How can we concisely describe and yet generalize this design? The idea, started by architect Christopher Alexander, is to fill out a form like this:
Context
The general problem to be solved. When to apply the pattern.

Forces
Potential consequences that a good solution must take into account. Forces are often non-functional, such as reducing coupling or providing a variability.

Solution
Objects that make up the design, their roles, and their relationships. What each object needs to know about the others.

Consequences
The costs and benefits of applying the pattern. How well it resolves the Forces. Used for evaluating competing solutions.

Implementation
Suggestions and pitfalls in implementing the pattern.

Known Uses
Examples of the pattern found in real systems.

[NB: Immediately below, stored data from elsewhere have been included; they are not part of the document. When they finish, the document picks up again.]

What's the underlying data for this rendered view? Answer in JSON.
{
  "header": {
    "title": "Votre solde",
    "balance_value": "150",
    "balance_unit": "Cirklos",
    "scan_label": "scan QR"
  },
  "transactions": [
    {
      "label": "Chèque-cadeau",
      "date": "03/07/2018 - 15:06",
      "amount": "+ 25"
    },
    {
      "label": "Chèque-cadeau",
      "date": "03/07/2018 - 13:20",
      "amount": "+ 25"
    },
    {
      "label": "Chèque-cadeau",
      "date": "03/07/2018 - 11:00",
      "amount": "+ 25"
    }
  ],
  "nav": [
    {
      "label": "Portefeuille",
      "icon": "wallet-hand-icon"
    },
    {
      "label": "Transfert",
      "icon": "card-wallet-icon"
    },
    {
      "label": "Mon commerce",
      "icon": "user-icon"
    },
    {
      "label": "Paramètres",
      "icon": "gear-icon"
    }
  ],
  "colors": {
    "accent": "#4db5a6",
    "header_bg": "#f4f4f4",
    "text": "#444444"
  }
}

MFC's Document/View architecture, in pattern form, is called the Observer pattern.


Benefits of patterns

By definition, patterns capture experience, so in a sense they aren't new. However, I hope you can see why patterns are a useful subject of study. Three benefits of putting recurring designs into pattern form are:
Learning about design
Surveying the possible designs enlarges your toolbox and fuels creativity. (This is why the course will also include detailed case studies of real systems.) Studying a pattern and exploring the implementation alternatives allows improving the pattern and makes it easier to come up with new patterns.

Vocabulary
You're now able to take a fairly complex arrangement of interfaces and run-time interactions between Documents and Views and simplify it to "Observer pattern." This means you'll be able to conceive of bigger and better designs, because of the higher level of abstraction. Furthermore, you'll be automatically reusing techniques that many others have already tested for you.

Documenting policy
You can use patterns as documentation, to ensure that components stay decoupled and variabilities remain flexible. When someone presents you with code described as being based on the Observer pattern, you can immediately answer questions about policy, e.g.

Another example of policy is specifying whether one object contains another vs. simply being acquainted with another. Both containment and acquaintance can be implemented in the same way, using pointers or references. But they entail significantly different policies with respect to the destruction, archival, or transmission of the object holding the pointer.


Computer to human: You have an object with possibly many dependent objects that could be reused separately. As you can see, MFC, ET++, Smalltalk, CORBA, ActiveX, and Inventor have all used variants of the Observer pattern in this situation...

Further reading

Erich Gamma, Richard Helm, Ralph Johnson, and John Vlissides. Design Patterns: Elements of Reusable Object-Oriented Software. Addison-Wesley, Reading, MA, 1994.

"Software Patterns" in Communications of the ACM, October, 1996.

Mickey Williams and David Hamilton. Programming Windows NT 4. Sams Publishing, 1996.